In Oregon, Gov. Kate Brown signed a law in 2016 making unlicensed production of marijuana extracts a felony. The bill was intended to target homemade butane hash oil setups. However, the fires are still taking place.
People who smoke pot may envy the power of the marijuana growers in the Emerald Triangle. Marijuana controls the economy in Humboldt, Trinity and Mendocino Counties of Northern California. Shasta County also has a huge marijuana industry, often hidden in its dense forests. Sometimes the police forces and local governments buy into the trade. But for residents who don’t use pot or drink or use other drugs, the growers and dealers are a major threat to safety and security.
The state legislature is afraid to put teeth in any legislation to control the marijuana growers, and right now the Federal Government is providing no funds to go after medical marijuana providers, although so many of these providers cross the line into drug dealing (most of the medical marijuana industry in California).
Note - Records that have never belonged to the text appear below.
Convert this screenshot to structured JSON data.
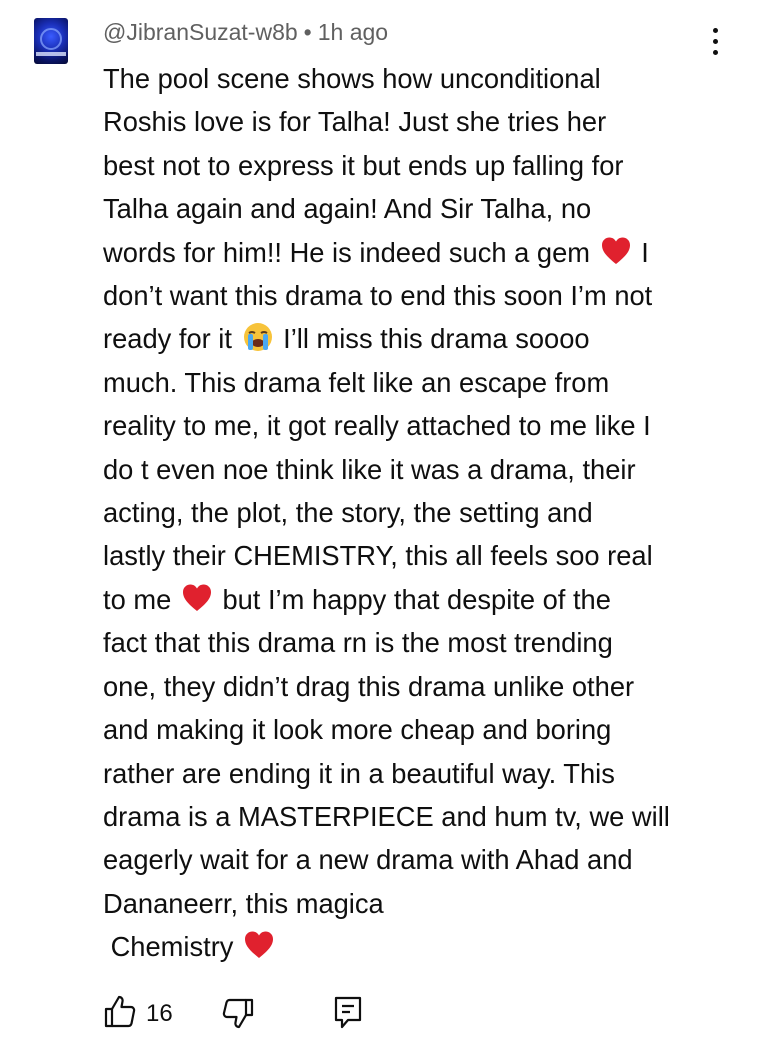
{
  "comment": {
    "author": "@JibranSuzat-w8b",
    "separator": "•",
    "time_ago": "1h ago",
    "text_segments": [
      "The pool scene shows how unconditional\nRoshis love is for Talha! Just she tries her\nbest not to express it but ends up falling for\nTalha again and again! And Sir Talha, no\nwords for him!! He is indeed such a gem ",
      " I\ndon’t want this drama to end this soon I’m not\nready for it ",
      " I’ll miss this drama soooo\nmuch. This drama felt like an escape from\nreality to me, it got really attached to me like I\ndo t even noe think like it was a drama, their\nacting, the plot, the story, the setting and\nlastly their CHEMISTRY, this all feels soo real\nto me ",
      " but I’m happy that despite of the\nfact that this drama rn is the most trending\none, they didn’t drag this drama unlike other\nand making it look more cheap and boring\nrather are ending it in a beautiful way. This\ndrama is a MASTERPIECE and hum tv, we will\neagerly wait for a new drama with Ahad and\nDananeerr, this magica\n Chemistry "
    ],
    "emoji": {
      "heart": "red-heart-icon",
      "crying": "loudly-crying-face-icon"
    },
    "like_count": "16"
  },
  "icons": {
    "menu": "more-vert-icon",
    "like": "thumb-up-icon",
    "dislike": "thumb-down-icon",
    "reply": "reply-comment-icon"
  },
  "colors": {
    "text": "#0f0f0f",
    "meta": "#606060",
    "heart": "#e0212e",
    "avatar": "#1a2fb8"
  }
}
In addition to hash oil explosions, there are many home invasions such as the one that happened on the night of February 28, 2016 in Weitchpec. Welcome to the world of marijuana.
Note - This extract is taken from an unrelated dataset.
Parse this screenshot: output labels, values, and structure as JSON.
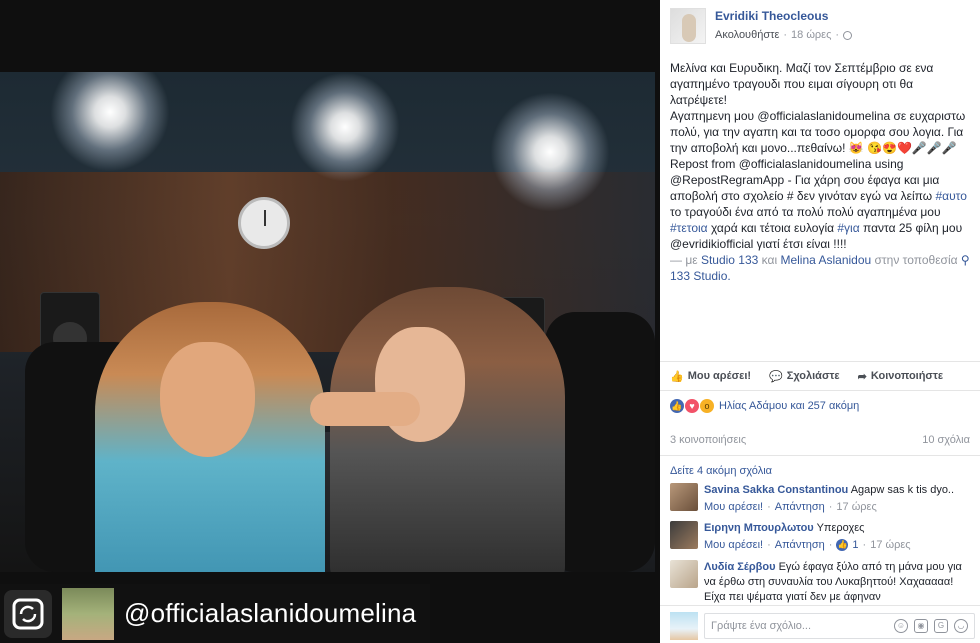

“Victims told deputies at about 9:30 p.m. three males, one armed with a pistol and two with shotguns, entered their residence. The suspects were wearing jackets with Humboldt County Sheriff’s Office emblems. The suspects tied up the victims with zip ties and the suspects demanded marijuana, cash, and guns. The three suspects stole cash and a 2014 white Toyota Tundra pick-up truck prior to leaving the scene.”
“There were 1,298 violent crimes in the Redding metro area in 2012, up from 851 violent crimes in 2007. On a standardized, per 100,000 resident basis, violent crime rose more than 53% in that time. Additionally, property crimes rose by more than 50%, the most of any metro area reviewed, despite a nationwide 12.7% decline in such crimes during that time. According to the Redding Record Searchlight, some area residents believe that the area’s high crime rates may be related to marijuana cultivation. Officials in Shasta County — which makes up the Redding metro area — recently elected to ban outdoor growing, although the city of Redding is not included in the ban.”
The Emerald Triangle provides insight into what will happen if the marijuana groups get to control of California and the rest of the United States and Canada.